Buyer Agency Explained
What is a Buyer Agency?
Unless specifically agreed otherwise, a real estate agent represents the seller in a property transaction. That agent’s top priority is to solely protect the seller’s position. With a buyer agent, you are assured that your agent is working to promote only your best interests. A buyer’s agent is paid from the commission on the sale of a home. Any home listed in the Multiple Listing Service (MLS), advertises a contracted commission to any agent who represents a buyer for the property.
Is it More Costly?
Using a buyer agent is almost never any cost to a buyer because the seller has already agreed to pay a full (read double) commission to his or her agent which that agent only has to share IF the buyer has his or her own agent. If the buyer does not, the seller still has to pay the full amount to their listing agent. The standard listing agreement does not allow there to be a savings for the seller if there is no buyer’s agent. So two agents is not a recipe for a higher price. But it is a recipe for real negotiations.
Why Select Sage As Your Buyer Agency?
From its inception, Sage was created to represent the client, not the deal. So a Sage agent will never try to sell you a house listed through Sage. At most large agencies, the agents wear the “Hat of the Day”, representing a buyer one day looking at a listing of a co-worker and a listing agent the next day, often telling potential buyers of that house that they can show them something else if this is not the house they want. Any potential for conflicts can be eliminated by using a buyer’s agent whose office policy is not to market its own listings to its client buyers.
Will A Buyer Agent Want to Push for a Higher Selling Price?
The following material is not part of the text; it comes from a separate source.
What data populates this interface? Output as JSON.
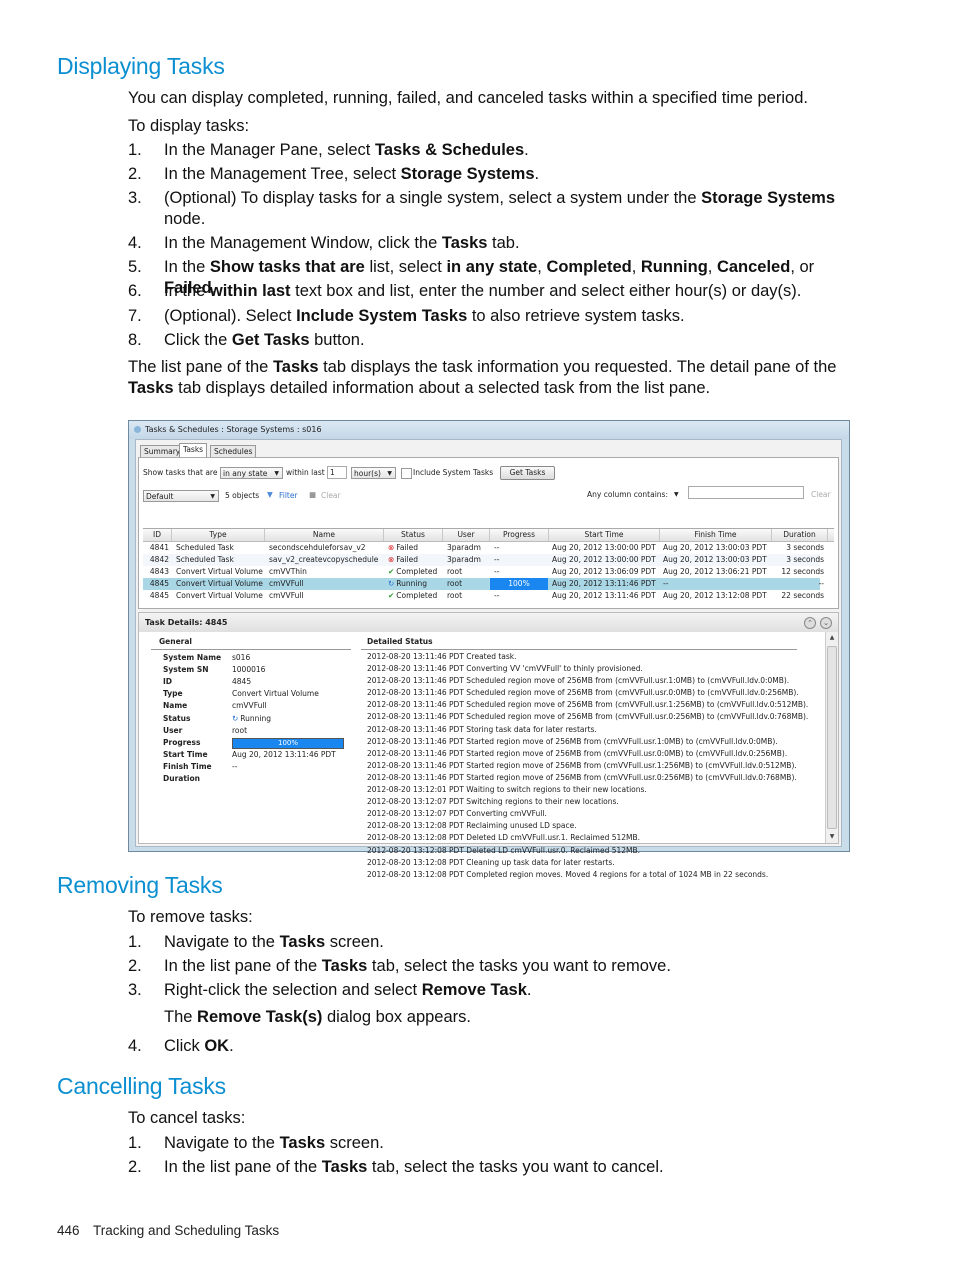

If an agent is compensated based on the sale price of a home, you would assume they would push for a higher price tag. The simple fact is the small increase in commission is never worth an unhappy client. If the agent has done his or her job you will be educated as to the correct price and will know you are not overpaying.
Do I Need A Buyer’s Agent Right Away?
If you are still “window shopping” you don’t necessarily need an agent out of the gate, but if you attend an open house and are seriously interested in the home, without an agent you may run into issues. Many listing agents will balk at sharing a commission if they feel they “sold” you on the house at the open house. Better to have your agent first.
Who recommends Buyer Agency?
This Old House Magazine
“When calling in response to a listing broker’s advertisement or showing up at an open house, be clear on one thing. This person is employed by the seller of the home. That seller . . . [is] paying the agent’s commission. If you want to be sure you have a pro looking out for you, enlist a buyer’s broker. This type of agent signs on to work exclusively for you in whatever deal you may strike, and can help you through the buying process, from search to offer, to contract, to closing.” ~15 Secrets No Real Estate Broker Will Tell You.
Business Week Magazine
“A conflict of interest is more likely when a real estate firm that represents sellers assigns you one of its brokers as a buyer agent. That’s why many people believe an “exclusive” buyer broker is preferable. If there aren’t any in your area, and you have to use a listing broker, make sure they disclose when they are showing you properties they have a financial interest in.” ~ Stephen Brobeck, Executive Director of the Consumers Federation of America.
“You can’t have partial loyalty. An agent either works for you or works for someone else.”
“In many cases buyers may be at an advantage when they work with a buyer’s agent – at least compared to relying on a seller’s agent for advice or guidance. A seller’s agent is contractually obligated to help make the sale happen in the seller’s favor, often as close to the asking price as possible.”
The Washington Post
“It is vital that the buyer understand that the listing agent does not work for the buyer and does not owe a duty of confidentiality to the buyer. Anything a buyer reveals to the listing agent may be disclosed to the seller. Only a buyer’s agent has a fiduciary duty solely to the buyer.”